To base our behavior on what is not legally prohibited sets the bar far too low for people called and commissioned by God to love one another. As Paul says, we are members of Christ’s body; we have been bought with the price of Jesus’ blood; we are no longer our own; we have been united with the Lord and made one spirit with him. We have been freed, yes, freed from the bondage of sin, but not freed from all restraint; we have been freed to love fully, to serve humbly, to respect the dignity of every human being. That’s why, here at St. Paul’s, we are committed to dismantling the racist structures of our culture and pursuing ways to bridge the toxic political divides among us.
Now let’s look at the Gospel story. God calls the most unlikely people: little boy Samuel, immoral Corinthians, and now this glib fellow who dismisses Jesus as a hick from a hick town. Nathanael isn’t an obvious candidate for discipleship: he’s bigoted and resistant to change. But Philip invites him anyway, reaching across the divide: Come and See. Come and see what God is up to here. Nathanael looks across the street and sees someone different from himself, someone who he assumes has nothing to offer him. We know that he isn’t really seeing Jesus in that moment: he is seeing his preconceived notion of someone from Nazareth. He’s seeing his own prejudice reflected back at him.
But Jesus starts a conversation with him and makes clear that he sees Nathanael, sees him as a child of God who has the capacity for having visions and dreaming dreams. And once he knows he has been seen, Nathanael is captivated. Perhaps all he needed was for someone to really see him. Perhaps his mocking insult was a cover for his fear that nobody saw him, a fear that melted away when he was recognized by Jesus.
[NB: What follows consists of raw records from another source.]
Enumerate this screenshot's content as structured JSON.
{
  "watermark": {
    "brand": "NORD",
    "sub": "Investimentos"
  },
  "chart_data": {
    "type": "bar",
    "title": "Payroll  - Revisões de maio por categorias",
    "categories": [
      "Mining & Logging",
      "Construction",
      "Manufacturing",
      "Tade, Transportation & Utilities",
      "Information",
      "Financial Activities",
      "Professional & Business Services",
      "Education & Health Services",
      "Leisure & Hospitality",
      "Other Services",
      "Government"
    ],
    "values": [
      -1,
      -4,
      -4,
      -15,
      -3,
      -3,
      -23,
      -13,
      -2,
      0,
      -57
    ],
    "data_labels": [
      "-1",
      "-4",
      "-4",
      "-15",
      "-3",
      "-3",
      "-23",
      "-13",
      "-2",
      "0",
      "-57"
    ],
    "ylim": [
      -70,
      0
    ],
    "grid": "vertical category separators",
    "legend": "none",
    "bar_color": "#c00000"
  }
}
How often do we cover up our fear and insecurity with what looks and sounds like aggression? You’ve heard me say before that I believe fear is at the bottom of all our worst behavior. What if fear is at the bottom of the violent behavior of the mob that attacked the US Capitol? What if they are trying to cover up their fear of a changing world, their fear of being irrelevant, of not mattering, by putting on an angry face and lashing out?
If that fear is the core issue for our divided nation, how can we as people of faith help those people to heal from their fear? How can we help them to feel seen, so that they don’t have to hurt and destroy? How can we take them by the hand and invite them to Come and See? These are the questions for our season of Epiphany, as we seek to shine the light of Christ in this dark hour of our nation’s history, to make known the full glory of our loving, liberating, and life-giving God to a world full of fearful people longing to be seen, known, and cherished.